Millions of women make themselves miserable because their husbands never make love to them, never pay them a compliment, never give them any sign of appreciation, never take them to any place of amusement, never give any indication that they still care for them and want them to be happy. These suffering sisters could save themselves nearly all of their woe if they would just throw their rosy dreams of how a husband should treat a wife into the discard, and accept the truth that very few men are sentimentalists. Most of them feel like fools when they are love-making, and so they get the ordeal over with as quickly as possible. They consider that when a man marries a woman, and undertakes her board bill and shopping ticket, that he has given a proof of devotion strong enough to draw money on at the bank, and there is no use in saying anything more about it. Also they feel that the fact that they selected the women they did for wives showed that they admired them above all other women, so why harp on that string? And, of course, they want their wives to be happy. What else do they toil for except to doll their wives up, and give them cars and houses and trips to Palm Beach?
So the wife may be very happy and contented who has philosophy enough to take her husband as he is, good, kind and generous, even if he is a dumb lover, apparently more interested in his business than he is in her. She realizes that he says it with checks instead of with flowery phrases, and that if she is starved emotionally she is sure of her daily roast beef and potatoes. Then there is the matter of adjustment between a man and a woman. Every bride dreams an impossible dream of a husband who is chilled steel to all the balance of the world, but putty in her hands. Experience blows this fair dream to the ends of the earth, and she finds that she can no more alter her husband’s habits and prejudices than she can the laws of the Medes and the Persians. He has his ways, and she can either give in to them or fight over them. He has his set opinions, and she can sidestep them or fight with him about them.
She can either use tact and diplomacy in handling him, or else be in a perpetual quarrel with him, and she protests that this isn’t fair or just. She says that it is as much his place to give in to her as it is hers to give in to him. That it is just as much his business to deal subtly with her, as it is her business to deal subtly with him. Of course, the woman is right, but being right doesn’t help her a bit in getting along with her husband. It is a condition and not a theory that confronts her. If any harmonious relations exist between her and her husband, she has to furnish the harmony. If there is any adapting, it is the wife who must do the adapting.

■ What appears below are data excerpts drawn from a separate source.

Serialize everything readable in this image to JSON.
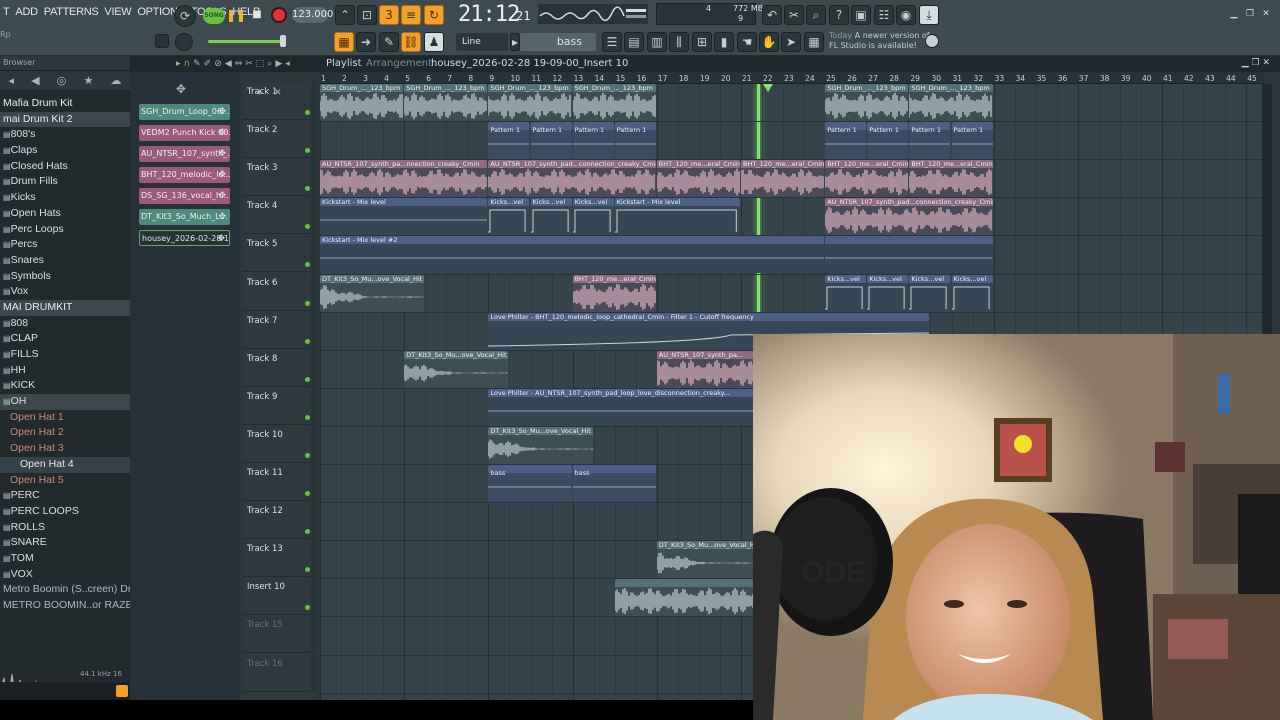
{
  "menu": [
    "T",
    "ADD",
    "PATTERNS",
    "VIEW",
    "OPTIONS",
    "TOOLS",
    "HELP"
  ],
  "transport": {
    "mode": "SONG",
    "tempo": "123.000",
    "clock": "21:12",
    "clock_frac": "21",
    "cpu_count": "4",
    "mem": "772 MB",
    "cpu_count2": "9"
  },
  "toolbar2": {
    "hint": "Rp",
    "snap": "Line",
    "pattern": "bass"
  },
  "news": {
    "today": "Today",
    "msg": "A newer version of FL Studio is available!"
  },
  "browser": {
    "title": "Browser",
    "items": [
      {
        "label": "Mafia Drum Kit",
        "kind": "root"
      },
      {
        "label": "mai Drum Kit 2",
        "kind": "root sel"
      },
      {
        "label": "808's",
        "kind": "folder"
      },
      {
        "label": "Claps",
        "kind": "folder"
      },
      {
        "label": "Closed Hats",
        "kind": "folder"
      },
      {
        "label": "Drum Fills",
        "kind": "folder"
      },
      {
        "label": "Kicks",
        "kind": "folder"
      },
      {
        "label": "Open Hats",
        "kind": "folder"
      },
      {
        "label": "Perc Loops",
        "kind": "folder"
      },
      {
        "label": "Percs",
        "kind": "folder"
      },
      {
        "label": "Snares",
        "kind": "folder"
      },
      {
        "label": "Symbols",
        "kind": "folder"
      },
      {
        "label": "Vox",
        "kind": "folder"
      },
      {
        "label": "MAI DRUMKIT",
        "kind": "root sel"
      },
      {
        "label": "808",
        "kind": "folder"
      },
      {
        "label": "CLAP",
        "kind": "folder"
      },
      {
        "label": "FILLS",
        "kind": "folder"
      },
      {
        "label": "HH",
        "kind": "folder"
      },
      {
        "label": "KICK",
        "kind": "folder"
      },
      {
        "label": "OH",
        "kind": "folder sel"
      },
      {
        "label": "Open Hat 1",
        "kind": "sub"
      },
      {
        "label": "Open Hat 2",
        "kind": "sub"
      },
      {
        "label": "Open Hat 3",
        "kind": "sub"
      },
      {
        "label": "Open Hat 4",
        "kind": "sub2"
      },
      {
        "label": "Open Hat 5",
        "kind": "sub"
      },
      {
        "label": "PERC",
        "kind": "folder"
      },
      {
        "label": "PERC LOOPS",
        "kind": "folder"
      },
      {
        "label": "ROLLS",
        "kind": "folder"
      },
      {
        "label": "SNARE",
        "kind": "folder"
      },
      {
        "label": "TOM",
        "kind": "folder"
      },
      {
        "label": "VOX",
        "kind": "folder"
      },
      {
        "label": "Metro Boomin (S..creen) Drumkit",
        "kind": "dim"
      },
      {
        "label": "METRO BOOMIN..or RAZER MUSIC",
        "kind": "dim"
      }
    ],
    "sample_info": "44.1 kHz 16"
  },
  "playlist": {
    "title": "Playlist",
    "mode": "Arrangement",
    "project": "housey_2026-02-28 19-09-00_Insert 10",
    "patterns": [
      {
        "label": "SGH_Drum_Loop_06...",
        "kind": "bt"
      },
      {
        "label": "VEDM2 Punch Kick 00...",
        "kind": "pk"
      },
      {
        "label": "AU_NTSR_107_synth_...",
        "kind": "pk"
      },
      {
        "label": "BHT_120_melodic_lo...",
        "kind": "pk"
      },
      {
        "label": "DS_SG_136_vocal_h...",
        "kind": "pk"
      },
      {
        "label": "DT_Kit3_So_Much_L...",
        "kind": "bt"
      },
      {
        "label": "housey_2026-02-28 19-...",
        "kind": "sel"
      }
    ],
    "tracks": [
      {
        "name": "Track 1",
        "active": true
      },
      {
        "name": "Track 2",
        "active": true
      },
      {
        "name": "Track 3",
        "active": true
      },
      {
        "name": "Track 4",
        "active": true
      },
      {
        "name": "Track 5",
        "active": true
      },
      {
        "name": "Track 6",
        "active": true
      },
      {
        "name": "Track 7",
        "active": true
      },
      {
        "name": "Track 8",
        "active": true
      },
      {
        "name": "Track 9",
        "active": true
      },
      {
        "name": "Track 10",
        "active": true
      },
      {
        "name": "Track 11",
        "active": true
      },
      {
        "name": "Track 12",
        "active": true
      },
      {
        "name": "Track 13",
        "active": true
      },
      {
        "name": "Insert 10",
        "active": true
      },
      {
        "name": "Track 15",
        "active": false
      },
      {
        "name": "Track 16",
        "active": false
      }
    ],
    "ruler": [
      "1",
      "2",
      "3",
      "4",
      "5",
      "6",
      "7",
      "8",
      "9",
      "10",
      "11",
      "12",
      "13",
      "14",
      "15",
      "16",
      "17",
      "18",
      "19",
      "20",
      "21",
      "22",
      "23",
      "24",
      "25",
      "26",
      "27",
      "28",
      "29",
      "30",
      "31",
      "32",
      "33",
      "34",
      "35",
      "36",
      "37",
      "38",
      "39",
      "40",
      "41",
      "42",
      "43",
      "44",
      "45"
    ],
    "clips": [
      {
        "track": 1,
        "start": 1,
        "len": 4,
        "kind": "audio-g",
        "label": "SGH_Drum_..._123_bpm",
        "wave": true
      },
      {
        "track": 1,
        "start": 5,
        "len": 4,
        "kind": "audio-g",
        "label": "SGH_Drum_..._123_bpm",
        "wave": true
      },
      {
        "track": 1,
        "start": 9,
        "len": 4,
        "kind": "audio-g",
        "label": "SGH_Drum_..._123_bpm",
        "wave": true
      },
      {
        "track": 1,
        "start": 13,
        "len": 4,
        "kind": "audio-g",
        "label": "SGH_Drum_..._123_bpm",
        "wave": true
      },
      {
        "track": 1,
        "start": 25,
        "len": 4,
        "kind": "audio-g",
        "label": "SGH_Drum_..._123_bpm",
        "wave": true
      },
      {
        "track": 1,
        "start": 29,
        "len": 4,
        "kind": "audio-g",
        "label": "SGH_Drum_..._123_bpm",
        "wave": true
      },
      {
        "track": 2,
        "start": 9,
        "len": 2,
        "kind": "pat",
        "label": "Pattern 1"
      },
      {
        "track": 2,
        "start": 11,
        "len": 2,
        "kind": "pat",
        "label": "Pattern 1"
      },
      {
        "track": 2,
        "start": 13,
        "len": 2,
        "kind": "pat",
        "label": "Pattern 1"
      },
      {
        "track": 2,
        "start": 15,
        "len": 2,
        "kind": "pat",
        "label": "Pattern 1"
      },
      {
        "track": 2,
        "start": 25,
        "len": 2,
        "kind": "pat",
        "label": "Pattern 1"
      },
      {
        "track": 2,
        "start": 27,
        "len": 2,
        "kind": "pat",
        "label": "Pattern 1"
      },
      {
        "track": 2,
        "start": 29,
        "len": 2,
        "kind": "pat",
        "label": "Pattern 1"
      },
      {
        "track": 2,
        "start": 31,
        "len": 2,
        "kind": "pat",
        "label": "Pattern 1"
      },
      {
        "track": 3,
        "start": 1,
        "len": 8,
        "kind": "audio-p",
        "label": "AU_NTSR_107_synth_pa...nnection_creaky_Cmin",
        "wave": true
      },
      {
        "track": 3,
        "start": 9,
        "len": 8,
        "kind": "audio-p",
        "label": "AU_NTSR_107_synth_pad...connection_creaky_Cmin",
        "wave": true
      },
      {
        "track": 3,
        "start": 17,
        "len": 4,
        "kind": "audio-p",
        "label": "BHT_120_me...eral_Cmin",
        "wave": true
      },
      {
        "track": 3,
        "start": 21,
        "len": 4,
        "kind": "audio-p",
        "label": "BHT_120_me...eral_Cmin",
        "wave": true
      },
      {
        "track": 3,
        "start": 25,
        "len": 4,
        "kind": "audio-p",
        "label": "BHT_120_me...eral_Cmin",
        "wave": true
      },
      {
        "track": 3,
        "start": 29,
        "len": 4,
        "kind": "audio-p",
        "label": "BHT_120_me...eral_Cmin",
        "wave": true
      },
      {
        "track": 4,
        "start": 1,
        "len": 8,
        "kind": "auto",
        "label": "Kickstart - Mix level"
      },
      {
        "track": 4,
        "start": 9,
        "len": 2,
        "kind": "auto",
        "label": "Kicks...vel",
        "steps": true
      },
      {
        "track": 4,
        "start": 11,
        "len": 2,
        "kind": "auto",
        "label": "Kicks...vel",
        "steps": true
      },
      {
        "track": 4,
        "start": 13,
        "len": 2,
        "kind": "auto",
        "label": "Kicks...vel",
        "steps": true
      },
      {
        "track": 4,
        "start": 15,
        "len": 6,
        "kind": "auto",
        "label": "Kickstart - Mix level",
        "steps": true
      },
      {
        "track": 4,
        "start": 25,
        "len": 8,
        "kind": "audio-p",
        "label": "AU_NTSR_107_synth_pad...connection_creaky_Cmin",
        "wave": true
      },
      {
        "track": 5,
        "start": 1,
        "len": 24,
        "kind": "auto",
        "label": "Kickstart - Mix level #2"
      },
      {
        "track": 5,
        "start": 25,
        "len": 8,
        "kind": "auto",
        "label": ""
      },
      {
        "track": 6,
        "start": 1,
        "len": 5,
        "kind": "audio-g",
        "label": "DT_Kit3_So_Mu...ove_Vocal_Hit",
        "wave": true,
        "decay": true
      },
      {
        "track": 6,
        "start": 13,
        "len": 4,
        "kind": "audio-p",
        "label": "BHT_120_me...eral_Cmin",
        "wave": true
      },
      {
        "track": 6,
        "start": 25,
        "len": 2,
        "kind": "auto",
        "label": "Kicks...vel",
        "steps": true
      },
      {
        "track": 6,
        "start": 27,
        "len": 2,
        "kind": "auto",
        "label": "Kicks...vel",
        "steps": true
      },
      {
        "track": 6,
        "start": 29,
        "len": 2,
        "kind": "auto",
        "label": "Kicks...vel",
        "steps": true
      },
      {
        "track": 6,
        "start": 31,
        "len": 2,
        "kind": "auto",
        "label": "Kicks...vel",
        "steps": true
      },
      {
        "track": 7,
        "start": 9,
        "len": 21,
        "kind": "auto",
        "label": "Love Philter - BHT_120_melodic_loop_cathedral_Cmin - Filter 1 - Cutoff frequency",
        "ramp": true
      },
      {
        "track": 8,
        "start": 5,
        "len": 5,
        "kind": "audio-g",
        "label": "DT_Kit3_So_Mu...ove_Vocal_Hit",
        "wave": true,
        "decay": true
      },
      {
        "track": 8,
        "start": 17,
        "len": 5,
        "kind": "audio-p",
        "label": "AU_NTSR_107_synth_pa...",
        "wave": true
      },
      {
        "track": 9,
        "start": 9,
        "len": 13,
        "kind": "auto",
        "label": "Love Philter - AU_NTSR_107_synth_pad_loop_love_disconnection_creaky..."
      },
      {
        "track": 10,
        "start": 9,
        "len": 5,
        "kind": "audio-g",
        "label": "DT_Kit3_So_Mu...ove_Vocal_Hit",
        "wave": true,
        "decay": true
      },
      {
        "track": 11,
        "start": 9,
        "len": 4,
        "kind": "pat",
        "label": "bass"
      },
      {
        "track": 11,
        "start": 13,
        "len": 4,
        "kind": "pat",
        "label": "bass"
      },
      {
        "track": 13,
        "start": 17,
        "len": 5,
        "kind": "audio-g",
        "label": "DT_Kit3_So_Mu...ove_Vocal_Hit",
        "wave": true,
        "decay": true
      },
      {
        "track": 14,
        "start": 15,
        "len": 7,
        "kind": "audio-g",
        "label": "",
        "wave": true
      }
    ]
  },
  "colors": {
    "accent": "#f3a02a",
    "playhead": "#86e46a",
    "record": "#e0323a",
    "track_led": "#6cc040"
  }
}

Women likewise complain that it is unjust that they should have to do practically all of the work of making a happy home. They say that it is just as much a man’s business to be a little ray of sunshine in the home as it is a woman’s; that it is just as much up to a husband to wear the smile that won’t come off as it is the wife’s. They say that there is no more reason why they should read up on subjects that interest their husbands, so as to be able to hand out a good line of conversation, than why their husbands shouldn’t read up on fashion journals so as to be able to discuss intelligently with them the length of skirts and the latest hair bob. True. But again it is the condition and not the theory of matrimony that confronts them, and unless the wife makes the happy home it isn’t made. It is when women forget what matrimony should be, and deal with it as it is, that they make a success of it.